Syrian Scholar Firas Al-Sawwah: Al-Aqsa mentioned in quran is not in Jerusalem; We Should critically examine our past and some of our religious traditions
- The Al-Aqsa Mosque that is mentioned in the Quran is not the place we know today
- We need a general Arab-Muslim cultural revival. We should review our entire past and even the Arab history
Syrian scholar Firas Al-Sawwah said in a March 3, 2019 interview on Al-Hurra TV (U.S.) that the Al-Aqsa Mosque that was mentioned in the Quran was not in Jerusalem, and that the caliph Abd Al-Malik Ibn Marwan had decided to build a holy place in Jerusalem and call it Al-Aqsa. He said that a general Arab-Muslim cultural revival that would include a critical review of Arab and Muslim history is necessary.

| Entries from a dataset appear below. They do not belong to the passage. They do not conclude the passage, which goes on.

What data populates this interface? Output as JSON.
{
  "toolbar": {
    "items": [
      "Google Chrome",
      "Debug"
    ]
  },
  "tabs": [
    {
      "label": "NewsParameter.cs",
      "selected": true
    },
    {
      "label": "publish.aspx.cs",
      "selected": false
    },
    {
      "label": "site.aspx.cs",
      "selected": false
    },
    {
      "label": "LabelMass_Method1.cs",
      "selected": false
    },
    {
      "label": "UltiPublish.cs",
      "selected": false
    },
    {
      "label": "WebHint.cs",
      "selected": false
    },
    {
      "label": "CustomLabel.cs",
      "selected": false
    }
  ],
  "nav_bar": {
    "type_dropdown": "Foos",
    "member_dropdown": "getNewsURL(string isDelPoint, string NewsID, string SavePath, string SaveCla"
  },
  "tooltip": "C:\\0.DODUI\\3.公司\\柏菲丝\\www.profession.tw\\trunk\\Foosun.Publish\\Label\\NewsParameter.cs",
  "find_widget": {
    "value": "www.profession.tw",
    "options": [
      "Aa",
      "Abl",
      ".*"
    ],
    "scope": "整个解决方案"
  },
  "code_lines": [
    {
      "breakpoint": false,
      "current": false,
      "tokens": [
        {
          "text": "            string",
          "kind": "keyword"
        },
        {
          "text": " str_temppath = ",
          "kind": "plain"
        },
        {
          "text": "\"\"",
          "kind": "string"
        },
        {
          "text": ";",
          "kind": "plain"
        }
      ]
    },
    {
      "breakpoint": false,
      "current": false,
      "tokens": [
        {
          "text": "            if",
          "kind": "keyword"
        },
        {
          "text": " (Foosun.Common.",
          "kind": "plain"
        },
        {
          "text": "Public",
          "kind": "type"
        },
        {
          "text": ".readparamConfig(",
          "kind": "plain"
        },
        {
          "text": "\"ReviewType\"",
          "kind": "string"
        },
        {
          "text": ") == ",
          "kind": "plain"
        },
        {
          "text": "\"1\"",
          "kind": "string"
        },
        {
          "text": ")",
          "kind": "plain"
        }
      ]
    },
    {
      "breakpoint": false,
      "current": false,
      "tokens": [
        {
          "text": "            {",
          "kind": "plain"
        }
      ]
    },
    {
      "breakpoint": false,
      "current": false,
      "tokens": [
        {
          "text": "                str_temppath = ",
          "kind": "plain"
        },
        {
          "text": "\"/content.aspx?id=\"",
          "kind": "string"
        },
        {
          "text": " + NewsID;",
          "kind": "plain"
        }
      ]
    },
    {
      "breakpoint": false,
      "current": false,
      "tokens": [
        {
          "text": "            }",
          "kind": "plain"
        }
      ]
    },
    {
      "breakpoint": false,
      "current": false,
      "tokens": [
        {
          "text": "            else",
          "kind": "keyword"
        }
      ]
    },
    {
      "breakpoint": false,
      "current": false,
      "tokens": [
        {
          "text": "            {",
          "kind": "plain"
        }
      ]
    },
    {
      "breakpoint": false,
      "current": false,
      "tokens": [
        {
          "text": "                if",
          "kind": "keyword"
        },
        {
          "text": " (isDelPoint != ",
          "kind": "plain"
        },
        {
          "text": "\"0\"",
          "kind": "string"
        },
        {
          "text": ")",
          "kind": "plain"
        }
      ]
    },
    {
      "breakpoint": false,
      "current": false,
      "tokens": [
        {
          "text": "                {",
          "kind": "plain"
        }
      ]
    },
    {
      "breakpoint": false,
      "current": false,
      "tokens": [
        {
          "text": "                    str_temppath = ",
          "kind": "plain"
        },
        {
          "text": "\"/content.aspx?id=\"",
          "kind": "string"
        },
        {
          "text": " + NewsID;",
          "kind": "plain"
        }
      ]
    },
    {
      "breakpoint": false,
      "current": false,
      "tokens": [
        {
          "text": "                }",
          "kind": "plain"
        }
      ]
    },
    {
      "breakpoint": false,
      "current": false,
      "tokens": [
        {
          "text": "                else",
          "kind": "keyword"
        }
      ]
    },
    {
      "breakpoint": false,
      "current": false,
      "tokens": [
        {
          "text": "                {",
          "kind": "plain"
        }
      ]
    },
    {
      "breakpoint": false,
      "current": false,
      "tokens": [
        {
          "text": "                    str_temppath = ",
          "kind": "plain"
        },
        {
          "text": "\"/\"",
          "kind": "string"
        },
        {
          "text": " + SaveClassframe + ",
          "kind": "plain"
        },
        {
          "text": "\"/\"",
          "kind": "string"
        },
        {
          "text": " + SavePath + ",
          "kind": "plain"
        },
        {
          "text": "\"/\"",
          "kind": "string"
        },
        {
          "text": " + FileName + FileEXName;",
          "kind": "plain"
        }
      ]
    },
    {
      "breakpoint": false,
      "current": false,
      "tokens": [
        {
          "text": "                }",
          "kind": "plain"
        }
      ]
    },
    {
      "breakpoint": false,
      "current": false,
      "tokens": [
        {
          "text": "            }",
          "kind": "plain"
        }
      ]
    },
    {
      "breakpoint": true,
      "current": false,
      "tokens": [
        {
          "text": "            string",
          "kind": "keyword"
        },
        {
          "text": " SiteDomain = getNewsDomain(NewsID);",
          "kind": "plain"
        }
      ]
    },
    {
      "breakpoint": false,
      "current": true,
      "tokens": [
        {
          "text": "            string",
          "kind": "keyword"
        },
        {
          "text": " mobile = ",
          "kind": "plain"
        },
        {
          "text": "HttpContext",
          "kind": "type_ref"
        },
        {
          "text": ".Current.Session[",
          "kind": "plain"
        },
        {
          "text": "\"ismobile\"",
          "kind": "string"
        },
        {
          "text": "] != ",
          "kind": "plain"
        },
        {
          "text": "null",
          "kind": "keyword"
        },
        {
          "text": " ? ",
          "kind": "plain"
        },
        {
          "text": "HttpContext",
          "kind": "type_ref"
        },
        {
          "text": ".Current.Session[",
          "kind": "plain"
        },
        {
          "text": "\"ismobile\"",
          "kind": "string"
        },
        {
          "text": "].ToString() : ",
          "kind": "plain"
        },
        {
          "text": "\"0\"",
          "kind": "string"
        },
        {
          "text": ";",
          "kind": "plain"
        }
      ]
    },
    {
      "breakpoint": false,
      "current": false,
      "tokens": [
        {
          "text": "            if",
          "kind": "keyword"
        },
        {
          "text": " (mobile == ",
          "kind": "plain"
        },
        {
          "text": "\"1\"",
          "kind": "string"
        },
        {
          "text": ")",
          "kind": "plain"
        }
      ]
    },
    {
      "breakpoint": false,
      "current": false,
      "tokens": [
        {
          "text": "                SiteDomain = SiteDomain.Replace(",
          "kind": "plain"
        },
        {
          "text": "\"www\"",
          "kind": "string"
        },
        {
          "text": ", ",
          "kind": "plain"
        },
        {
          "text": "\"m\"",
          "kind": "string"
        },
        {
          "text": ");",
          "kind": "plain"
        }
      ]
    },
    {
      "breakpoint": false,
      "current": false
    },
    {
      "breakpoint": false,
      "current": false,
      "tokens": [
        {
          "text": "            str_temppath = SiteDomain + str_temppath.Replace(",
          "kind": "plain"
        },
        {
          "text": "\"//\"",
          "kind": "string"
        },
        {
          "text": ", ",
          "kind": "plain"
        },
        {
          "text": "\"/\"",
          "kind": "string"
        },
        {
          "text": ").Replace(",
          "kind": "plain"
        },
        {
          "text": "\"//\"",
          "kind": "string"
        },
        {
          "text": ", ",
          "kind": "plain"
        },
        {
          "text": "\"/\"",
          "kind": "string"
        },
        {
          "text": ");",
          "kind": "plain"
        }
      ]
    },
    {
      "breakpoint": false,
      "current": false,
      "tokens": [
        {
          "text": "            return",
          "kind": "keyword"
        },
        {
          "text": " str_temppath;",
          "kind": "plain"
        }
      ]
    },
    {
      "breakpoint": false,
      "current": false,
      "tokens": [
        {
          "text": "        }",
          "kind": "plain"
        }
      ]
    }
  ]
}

Al-Sawwah also said that the hadiths should be critically examined to determine which ones are true and which are false, and he recalled having laughed in eighth grade when the teacher taught the class the hadith about the trees and rocks calling Muslims to kill Jews hiding behind them. He explained that the class laughed because they had been “raised on modern thought” and it made no sense to them that trees or rocks would speak.
Interviewer: In another version of this hadith, there are also rocks behind which they hide.
Firas Al-Sawwah: Why did it make us laugh? We were raised up on modern thought. Our brains had become accustomed to it. So the class laughed and the teacher asked: “Why are you laughing?” We told him that it did not make sense for a tree to speak.